En effet, l’étude du dossier génétique nous apprend que l’horizon de départ de la traductrice n’a pas été uniquement façonné par le texte original – elle a mis en jeu d’autres textualités qui, pour des raisons et par des voies littéraires diverses, ont contribué à élargir l’histoire de la transmission et de la réception de l’oeuvre de Ducasse. Les brouillons attestent de manière éloquente que la créativité traductive de Venturini s’est nourrie d’éléments que certains paratextes lui ont offerts à la lecture. On peut donc établir que sa propre conception de la littérature dépasse la dimension textuelle pour engager toute une dimension matérielle associée aux supports de l’écriture et aux modalités d’inscription et de transmission des discours littéraires. Ainsi, les matérialités diverses qui, par hasard ou par destin, atteignent des lecteurs spécifiques, élargissent et renforcent la tradition textuelle des oeuvres et, dans le cas de la proposition de Venturini, se mêlent au texte lui-même et donnent lieu à une métamorphose qui le ramifie et l’enrichit. L’écrivaine argentine rend à la sphère des lettres un texte ducassien chargé de l’encre de ses multiples interprètes – lecteurs, traducteurs et éditeurs. Avec sa traduction à l’oeuvre, tout en souscrivant à l’influence de formes qui lui viennent de Ducasse, elle réclame une esthétique qui ne considère pas les oeuvres indépendamment de leurs manifestations particulières et successives et qui assume donc la pertinence de la culture écrite dans son rapport avec la culture graphique et visuelle.

Conclusions

Avec ses réussites, ses défauts et ses excentricités, la proposition de Venturini projette « les vagues en fureur de mer maldororienne » (Ducasse, 1973 [1869], p. 261) et répond au précepte que Ducasse a légué à la littérature : « La poésie doit être faite par tous. Non par un » (ibid., [1870], p. 311). Si, à ses yeux, « La poésie n’est pas la tempête, pas plus que le cyclone. C’est un fleuve majestueux et fertile » (ibid., [1870], p. 281), Venturini se plonge dans ce fleuve pour en agiter les eaux de houles provenant de deux langues, deux cultures, deux écritures et deux esprits maudits. Dans cette rencontre, comme « Buenos-Ayres, la reine du Sud, et Montevideo, la coquette », « à travers les eaux argentines du grand estuaire », Ducasse et Venturini « se tendent une main amie » (ibid., [1869], p. 57) pour nous laisser une oeuvre traduite vivante et féroce, dont les effets de lecture sont assurément stimulants.

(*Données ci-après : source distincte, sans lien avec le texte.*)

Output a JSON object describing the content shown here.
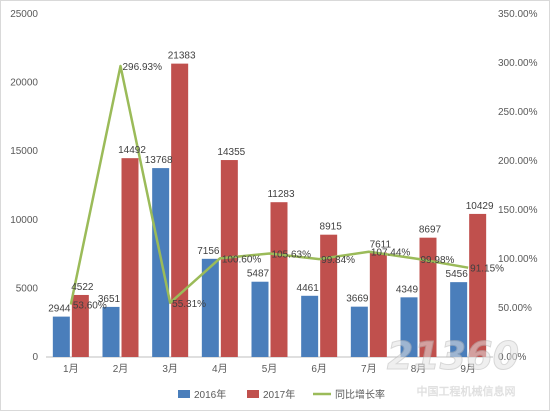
{
  "chart_data": {
    "type": "bar",
    "categories": [
      "1月",
      "2月",
      "3月",
      "4月",
      "5月",
      "6月",
      "7月",
      "8月",
      "9月"
    ],
    "series": [
      {
        "name": "2016年",
        "type": "bar",
        "axis": "left",
        "color": "#4a7ebb",
        "values": [
          2944,
          3651,
          13768,
          7156,
          5487,
          4461,
          3669,
          4349,
          5456
        ]
      },
      {
        "name": "2017年",
        "type": "bar",
        "axis": "left",
        "color": "#c0504d",
        "values": [
          4522,
          14492,
          21383,
          14355,
          11283,
          8915,
          7611,
          8697,
          10429
        ]
      },
      {
        "name": "同比增长率",
        "type": "line",
        "axis": "right",
        "color": "#9bbb59",
        "values": [
          53.6,
          296.93,
          55.31,
          100.6,
          105.63,
          99.84,
          107.44,
          99.98,
          91.15
        ],
        "labels": [
          "53.60%",
          "296.93%",
          "55.31%",
          "100.60%",
          "105.63%",
          "99.84%",
          "107.44%",
          "99.98%",
          "91.15%"
        ]
      }
    ],
    "ylim": [
      0,
      25000
    ],
    "y_ticks": [
      "0",
      "5000",
      "10000",
      "15000",
      "20000",
      "25000"
    ],
    "y2lim": [
      0,
      350
    ],
    "y2_ticks": [
      "0.00%",
      "50.00%",
      "100.00%",
      "150.00%",
      "200.00%",
      "250.00%",
      "300.00%",
      "350.00%"
    ],
    "grid": false,
    "legend_position": "bottom"
  },
  "watermark": {
    "text": "21360",
    "subtext": "中国工程机械信息网"
  }
}
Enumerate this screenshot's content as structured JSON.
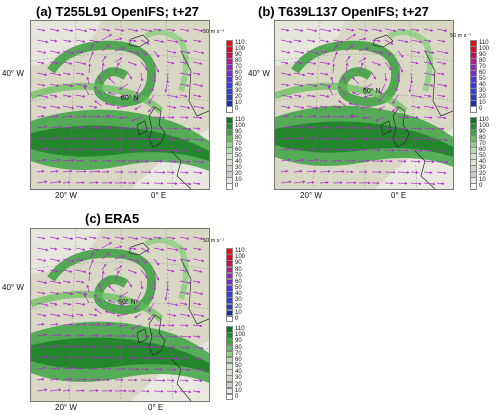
{
  "panels": [
    {
      "id": "a",
      "title": "(a) T255L91 OpenIFS; t+27",
      "lon_left": "20° W",
      "lon_right": "0° E",
      "lat_left": "40° W",
      "center": "60° N"
    },
    {
      "id": "b",
      "title": "(b) T639L137 OpenIFS; t+27",
      "lon_left": "20° W",
      "lon_right": "0° E",
      "lat_left": "40° W",
      "center": "60° N"
    },
    {
      "id": "c",
      "title": "(c) ERA5",
      "lon_left": "20° W",
      "lon_right": "0° E",
      "lat_left": "40° W",
      "center": "60° N"
    }
  ],
  "wind_colorbar": {
    "unit": "50 m s⁻¹",
    "ticks": [
      "110",
      "100",
      "90",
      "80",
      "70",
      "60",
      "50",
      "40",
      "30",
      "20",
      "10",
      "0"
    ],
    "colors": [
      "#ff0000",
      "#e8002a",
      "#cc0a5a",
      "#b81890",
      "#a020c8",
      "#7a28e0",
      "#5032f0",
      "#3a3ce8",
      "#2c44dc",
      "#2040c8",
      "#1830b0",
      "#ffffff"
    ]
  },
  "fill_colorbar": {
    "ticks": [
      "110",
      "100",
      "90",
      "80",
      "70",
      "60",
      "50",
      "40",
      "30",
      "20",
      "10",
      "0"
    ],
    "colors": [
      "#0e7a1c",
      "#1d9426",
      "#35ab3a",
      "#5fc55a",
      "#8ad482",
      "#b5dfa8",
      "#d4e6c5",
      "#e0e0d0",
      "#d6d6c6",
      "#cccccc",
      "#e8e8e8",
      "#ffffff"
    ]
  },
  "colors": {
    "arrow": "#b428d4",
    "coast": "#2a2a2a",
    "grid": "#7a7a7a"
  }
}
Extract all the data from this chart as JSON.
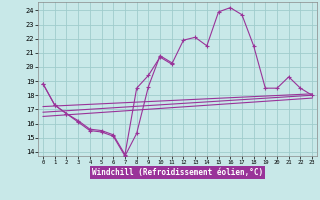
{
  "xlabel": "Windchill (Refroidissement éolien,°C)",
  "x_ticks": [
    0,
    1,
    2,
    3,
    4,
    5,
    6,
    7,
    8,
    9,
    10,
    11,
    12,
    13,
    14,
    15,
    16,
    17,
    18,
    19,
    20,
    21,
    22,
    23
  ],
  "ylim": [
    13.7,
    24.6
  ],
  "xlim": [
    -0.4,
    23.4
  ],
  "yticks": [
    14,
    15,
    16,
    17,
    18,
    19,
    20,
    21,
    22,
    23,
    24
  ],
  "bg_color": "#c8e8e8",
  "grid_color": "#a0cccc",
  "line_color": "#993399",
  "series_full_x": [
    0,
    1,
    2,
    3,
    4,
    5,
    6,
    7,
    8,
    9,
    10,
    11,
    12,
    13,
    14,
    15,
    16,
    17,
    18,
    19,
    20,
    21,
    22,
    23
  ],
  "series_full_y": [
    18.8,
    17.3,
    16.7,
    16.2,
    15.6,
    15.5,
    15.2,
    13.8,
    18.5,
    19.4,
    20.7,
    20.2,
    21.9,
    22.1,
    21.5,
    23.9,
    24.2,
    23.7,
    21.5,
    18.5,
    18.5,
    19.3,
    18.5,
    18.0
  ],
  "series_partial_x": [
    0,
    1,
    2,
    3,
    4,
    5,
    6,
    7,
    8,
    9,
    10,
    11
  ],
  "series_partial_y": [
    18.8,
    17.3,
    16.7,
    16.1,
    15.5,
    15.4,
    15.1,
    13.7,
    15.3,
    18.6,
    20.8,
    20.3
  ],
  "trend1_y": [
    17.2,
    18.1
  ],
  "trend2_y": [
    16.8,
    18.0
  ],
  "trend3_y": [
    16.5,
    17.8
  ]
}
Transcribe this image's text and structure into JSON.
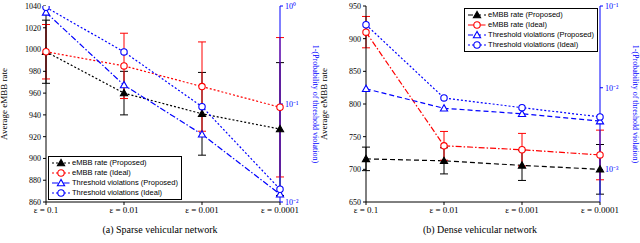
{
  "chart_data": [
    {
      "type": "line",
      "title": "(a) Sparse vehicular network",
      "ylabel": "Average eMBB rate",
      "y2label": "1-(Probability of threshold violation)",
      "categories": [
        "ε = 0.1",
        "ε = 0.01",
        "ε = 0.001",
        "ε = 0.0001"
      ],
      "ylim": [
        860,
        1040
      ],
      "yticks": [
        860,
        880,
        900,
        920,
        940,
        960,
        980,
        1000,
        1020,
        1040
      ],
      "y2lim": [
        0.01,
        1
      ],
      "y2ticks": [
        {
          "value": 0.01,
          "label": "10⁻²"
        },
        {
          "value": 0.1,
          "label": "10⁻¹"
        },
        {
          "value": 1,
          "label": "10⁰"
        }
      ],
      "log": "y2",
      "grid": false,
      "legend": "lower left",
      "series": [
        {
          "name": "eMBB rate (Proposed)",
          "color": "#000000",
          "marker": "filled_triangle",
          "line_style": "dotted",
          "values": [
            998,
            960,
            941,
            927
          ],
          "errors": [
            29,
            20,
            38,
            61
          ]
        },
        {
          "name": "eMBB rate (Ideal)",
          "color": "#ff0000",
          "marker": "open_circle",
          "line_style": "dotted",
          "values": [
            998,
            985,
            966,
            947
          ],
          "errors": [
            25,
            30,
            41,
            64
          ]
        },
        {
          "name": "Threshold violations (Proposed)",
          "color": "#0000ff",
          "marker": "open_triangle",
          "line_style": "dashdot",
          "axis": "y2",
          "values": [
            0.86,
            0.156,
            0.049,
            0.012
          ]
        },
        {
          "name": "Threshold violations (Ideal)",
          "color": "#0000ff",
          "marker": "open_circle",
          "line_style": "dotted",
          "axis": "y2",
          "values": [
            0.97,
            0.34,
            0.094,
            0.0135
          ]
        }
      ]
    },
    {
      "type": "line",
      "title": "(b) Dense vehicular network",
      "ylabel": "Average eMBB rate",
      "y2label": "1-(Probability of threshold violation)",
      "categories": [
        "ε = 0.1",
        "ε = 0.01",
        "ε = 0.001",
        "ε = 0.0001"
      ],
      "ylim": [
        650,
        950
      ],
      "yticks": [
        650,
        700,
        750,
        800,
        850,
        900,
        950
      ],
      "y2lim": [
        0.0004,
        0.1
      ],
      "y2ticks": [
        {
          "value": 0.001,
          "label": "10⁻³"
        },
        {
          "value": 0.01,
          "label": "10⁻²"
        },
        {
          "value": 0.1,
          "label": "10⁻¹"
        }
      ],
      "log": "y2",
      "grid": false,
      "legend": "upper right",
      "series": [
        {
          "name": "eMBB rate (Proposed)",
          "color": "#000000",
          "marker": "filled_triangle",
          "line_style": "dashed",
          "values": [
            716,
            713,
            706,
            700
          ],
          "errors": [
            18,
            20,
            23,
            38
          ]
        },
        {
          "name": "eMBB rate (Ideal)",
          "color": "#ff0000",
          "marker": "open_circle",
          "line_style": "dashdot",
          "values": [
            910,
            736,
            730,
            722
          ],
          "errors": [
            24,
            22,
            25,
            38
          ]
        },
        {
          "name": "Threshold violations (Proposed)",
          "color": "#0000ff",
          "marker": "open_triangle",
          "line_style": "dashed",
          "axis": "y2",
          "values": [
            0.0097,
            0.0056,
            0.0048,
            0.0039
          ]
        },
        {
          "name": "Threshold violations (Ideal)",
          "color": "#0000ff",
          "marker": "open_circle",
          "line_style": "dotted",
          "axis": "y2",
          "values": [
            0.059,
            0.0075,
            0.0057,
            0.0044
          ]
        }
      ]
    }
  ]
}
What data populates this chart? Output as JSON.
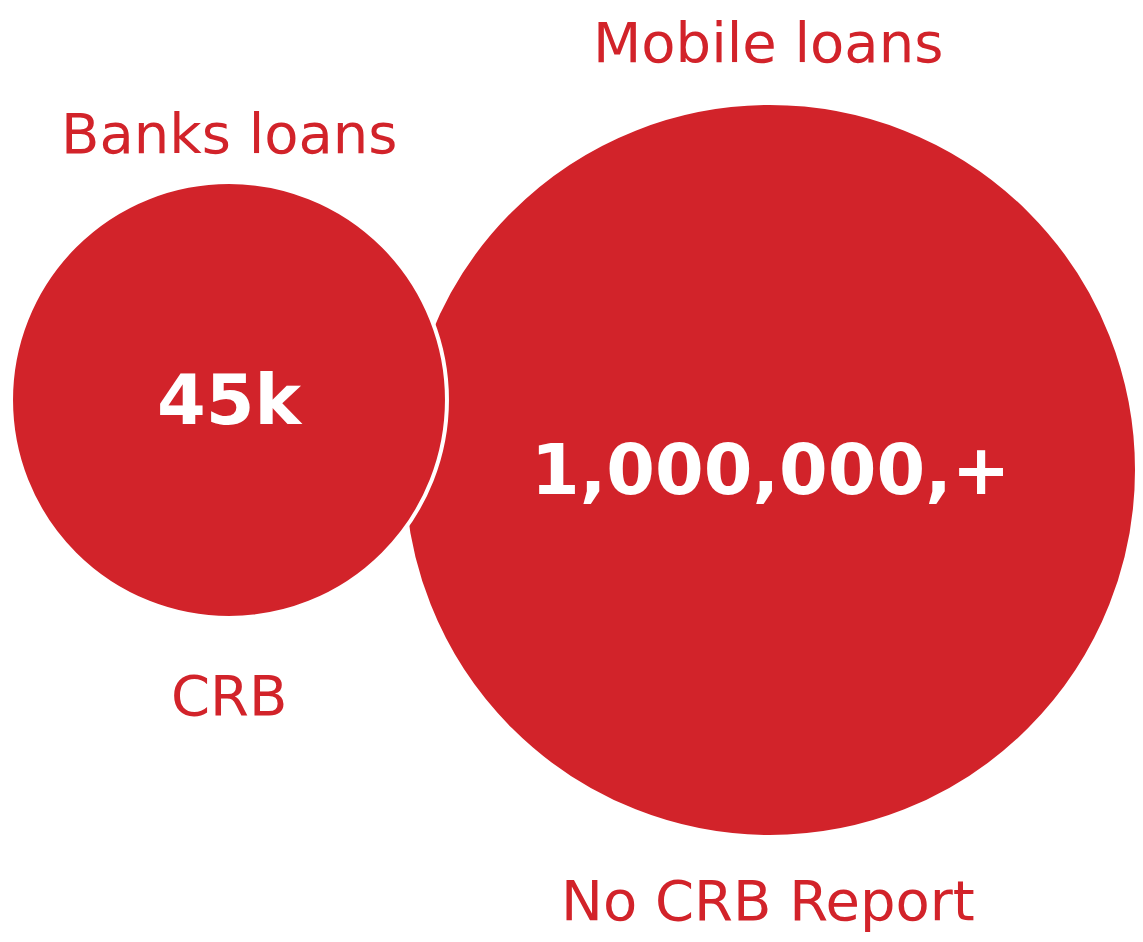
{
  "chart_data": {
    "type": "other",
    "categories": [
      "Banks loans",
      "Mobile loans"
    ],
    "values": [
      45000,
      1000000
    ],
    "value_labels": [
      "45k",
      "1,000,000,+"
    ],
    "colors": [
      "#d2232a",
      "#d2232a"
    ],
    "annotations": [
      "CRB",
      "No CRB Report"
    ]
  }
}
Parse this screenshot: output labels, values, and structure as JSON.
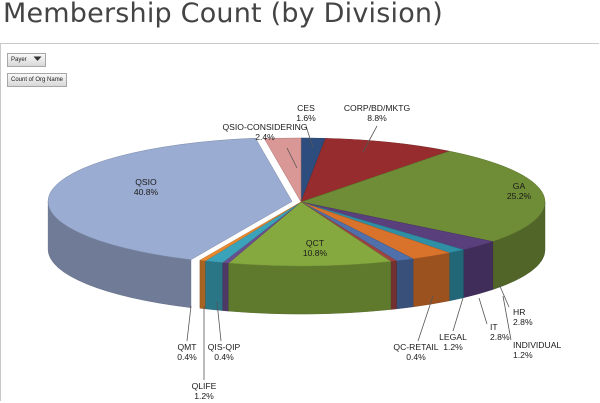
{
  "page": {
    "title": "Membership Count (by Division)"
  },
  "pivot": {
    "filter_field": "Payer",
    "filter_icon": "filter-dropdown-icon",
    "value_field": "Count of Org Name"
  },
  "chart_data": {
    "type": "pie",
    "style": "3d-exploded",
    "title": "",
    "legend": "none",
    "slices": [
      {
        "label": "CES",
        "value": 1.6,
        "display": "1.6%",
        "color": "#2c4d7e"
      },
      {
        "label": "CORP/BD/MKTG",
        "value": 8.8,
        "display": "8.8%",
        "color": "#962c2d"
      },
      {
        "label": "GA",
        "value": 25.2,
        "display": "25.2%",
        "color": "#6f8c36"
      },
      {
        "label": "HR",
        "value": 2.8,
        "display": "2.8%",
        "color": "#5a3f7d"
      },
      {
        "label": "INDIVIDUAL",
        "value": 1.2,
        "display": "1.2%",
        "color": "#2f8fa5"
      },
      {
        "label": "IT",
        "value": 2.8,
        "display": "2.8%",
        "color": "#d9722a"
      },
      {
        "label": "LEGAL",
        "value": 1.2,
        "display": "1.2%",
        "color": "#4f70aa"
      },
      {
        "label": "QC-RETAIL",
        "value": 0.4,
        "display": "0.4%",
        "color": "#9f4342"
      },
      {
        "label": "QCT",
        "value": 10.8,
        "display": "10.8%",
        "color": "#86a93f"
      },
      {
        "label": "QIS-QIP",
        "value": 0.4,
        "display": "0.4%",
        "color": "#6a4f8e"
      },
      {
        "label": "QLIFE",
        "value": 1.2,
        "display": "1.2%",
        "color": "#3aa3ba"
      },
      {
        "label": "QMT",
        "value": 0.4,
        "display": "0.4%",
        "color": "#e8892f"
      },
      {
        "label": "QSIO",
        "value": 40.8,
        "display": "40.8%",
        "color": "#9bacd2"
      },
      {
        "label": "QSIO-CONSIDERING",
        "value": 2.4,
        "display": "2.4%",
        "color": "#d99795"
      }
    ]
  }
}
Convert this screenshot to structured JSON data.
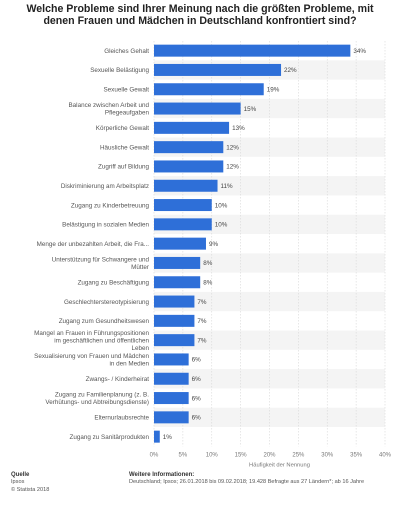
{
  "title_lines": [
    "Welche Probleme sind Ihrer Meinung nach die größten Probleme, mit",
    "denen Frauen und Mädchen in Deutschland konfrontiert sind?"
  ],
  "footer": {
    "source_heading": "Quelle",
    "source_name": "Ipsos",
    "copyright": "© Statista 2018",
    "info_heading": "Weitere Informationen:",
    "info_text": "Deutschland; Ipsos; 26.01.2018 bis 09.02.2018; 19.428 Befragte aus 27 Ländern*; ab 16 Jahre"
  },
  "chart_data": {
    "type": "bar",
    "orientation": "horizontal",
    "categories": [
      "Gleiches Gehalt",
      "Sexuelle Belästigung",
      "Sexuelle Gewalt",
      "Balance zwischen Arbeit und Pflegeaufgaben",
      "Körperliche Gewalt",
      "Häusliche Gewalt",
      "Zugriff auf Bildung",
      "Diskriminierung am Arbeitsplatz",
      "Zugang zu Kinderbetreuung",
      "Belästigung in sozialen Medien",
      "Menge der unbezahlten Arbeit, die Fra...",
      "Unterstützung für Schwangere und Mütter",
      "Zugang zu Beschäftigung",
      "Geschlechterstereotypisierung",
      "Zugang zum Gesundheitswesen",
      "Mangel an Frauen in Führungspositionen im geschäftlichen und öffentlichen Leben",
      "Sexualisierung von Frauen und Mädchen in den Medien",
      "Zwangs- / Kinderheirat",
      "Zugang zu Familienplanung (z. B. Verhütungs- und Abtreibungsdienste)",
      "Elternurlaubsrechte",
      "Zugang zu Sanitärprodukten"
    ],
    "category_lines": [
      [
        "Gleiches Gehalt"
      ],
      [
        "Sexuelle Belästigung"
      ],
      [
        "Sexuelle Gewalt"
      ],
      [
        "Balance zwischen Arbeit und",
        "Pflegeaufgaben"
      ],
      [
        "Körperliche Gewalt"
      ],
      [
        "Häusliche Gewalt"
      ],
      [
        "Zugriff auf Bildung"
      ],
      [
        "Diskriminierung am Arbeitsplatz"
      ],
      [
        "Zugang zu Kinderbetreuung"
      ],
      [
        "Belästigung in sozialen Medien"
      ],
      [
        "Menge der unbezahlten Arbeit, die Fra..."
      ],
      [
        "Unterstützung für Schwangere und",
        "Mütter"
      ],
      [
        "Zugang zu Beschäftigung"
      ],
      [
        "Geschlechterstereotypisierung"
      ],
      [
        "Zugang zum Gesundheitswesen"
      ],
      [
        "Mangel an Frauen in Führungspositionen",
        "im geschäftlichen und öffentlichen",
        "Leben"
      ],
      [
        "Sexualisierung von Frauen und Mädchen",
        "in den Medien"
      ],
      [
        "Zwangs- / Kinderheirat"
      ],
      [
        "Zugang zu Familienplanung (z. B.",
        "Verhütungs- und Abtreibungsdienste)"
      ],
      [
        "Elternurlaubsrechte"
      ],
      [
        "Zugang zu Sanitärprodukten"
      ]
    ],
    "values": [
      34,
      22,
      19,
      15,
      13,
      12,
      12,
      11,
      10,
      10,
      9,
      8,
      8,
      7,
      7,
      7,
      6,
      6,
      6,
      6,
      1
    ],
    "value_labels": [
      "34%",
      "22%",
      "19%",
      "15%",
      "13%",
      "12%",
      "12%",
      "11%",
      "10%",
      "10%",
      "9%",
      "8%",
      "8%",
      "7%",
      "7%",
      "7%",
      "6%",
      "6%",
      "6%",
      "6%",
      "1%"
    ],
    "xlabel": "Häufigkeit der Nennung",
    "xlim": [
      0,
      40
    ],
    "x_ticks": [
      0,
      5,
      10,
      15,
      20,
      25,
      30,
      35,
      40
    ],
    "x_tick_labels": [
      "0%",
      "5%",
      "10%",
      "15%",
      "20%",
      "25%",
      "30%",
      "35%",
      "40%"
    ],
    "grid": true,
    "colors": {
      "bar": "#2e6fd8",
      "grid": "#d8d8d8",
      "band": "#f4f4f4"
    }
  }
}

Pour conclure, nous proposons une réflexion sur les perspectives de la traduction de Venturini. Bien que le travail réalisé soit très intéressant, il n’a pas eu une grande incidence sur la réception de Ducasse en Argentine. L’édition parue en 2007 est du reste pratiquement introuvable. Alors que les romans de Venturini sont des succès de librairie et que la légataire de ses droits d’auteur, Liliana Viola, envisage de relancer son oeuvre, une réédition critique et corrigée de CMST semble aujourd’hui souhaitable. La communauté universitaire mais aussi un plus vaste lectorat pourraient alors accéder, à travers ces pages, à l’écriture turbulente d’Isidore Ducasse, à celle d’Aurora Venturini, et à celle des deux en communion, ou en commotion, aussi perturbante que les modalités de traduction de notre extravagante autrice argentine.